More importantly, in order to think the thought “all of these ethical stances that I am considering are self-interested and therefore warped, rather than truthful,” one must simultaneously suppose oneself to be a disinterested observer of all ethical systems-- as Kant's impartial mediator.  If one did not do so, then one would have to suppose: “My own judgment that all ethical stances are self-interested, warped, and untruthful is itself pure ideology and therefore self-interested, warped, and untruthful.”   Yet this is a thought that it is not possible to think—unless one posits oneself at a still further remove of impartiality.  In any case, one cannot escape from the thought that one is capable of imagining a truly ethical stance toward the world, and thus a means of living this life that provides both for one’s own ultimate fulfillment and that of the people around one.  

This at least is my current means of negotiating a truce with my doubts.  If the doubts conveyed in this essay seem to carry more conviction than their proffered solutions, it is because I am wary of such truces and have seen before their fragility.  

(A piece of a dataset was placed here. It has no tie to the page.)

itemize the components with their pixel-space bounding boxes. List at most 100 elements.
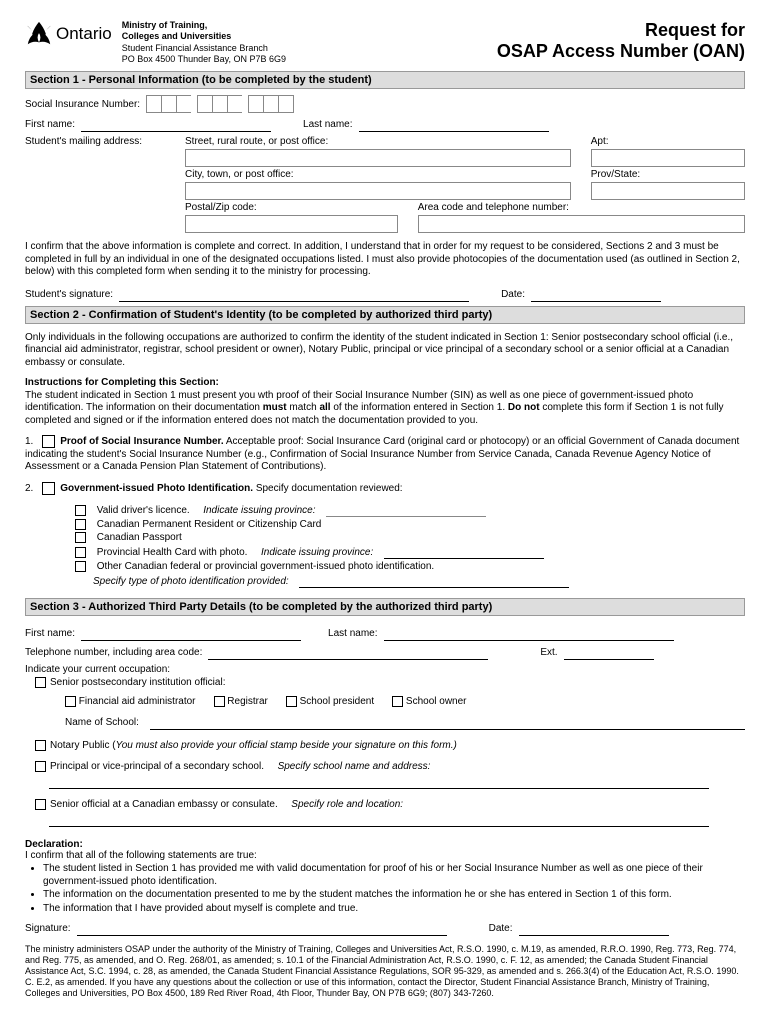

I find that it takes me more courage and effort to commit doubts to paper than to commit answers, because one is always blamed for one’s doubts, and probably with justice.  As much as you may resent your doubts, after all, and try to purge yourself of them, they are very much a part of you.  They are your own mental offspring and cannot be disowned.  Writing them down is to admit as much.  “You’re afraid of writing what you think about life, because you might find yourself in an exposed position,” says a character in The Golden Notebook, “[…] you might be alone."

Well, it doesn’t have to be what you think that inspires this fear.  It can be what you doubt.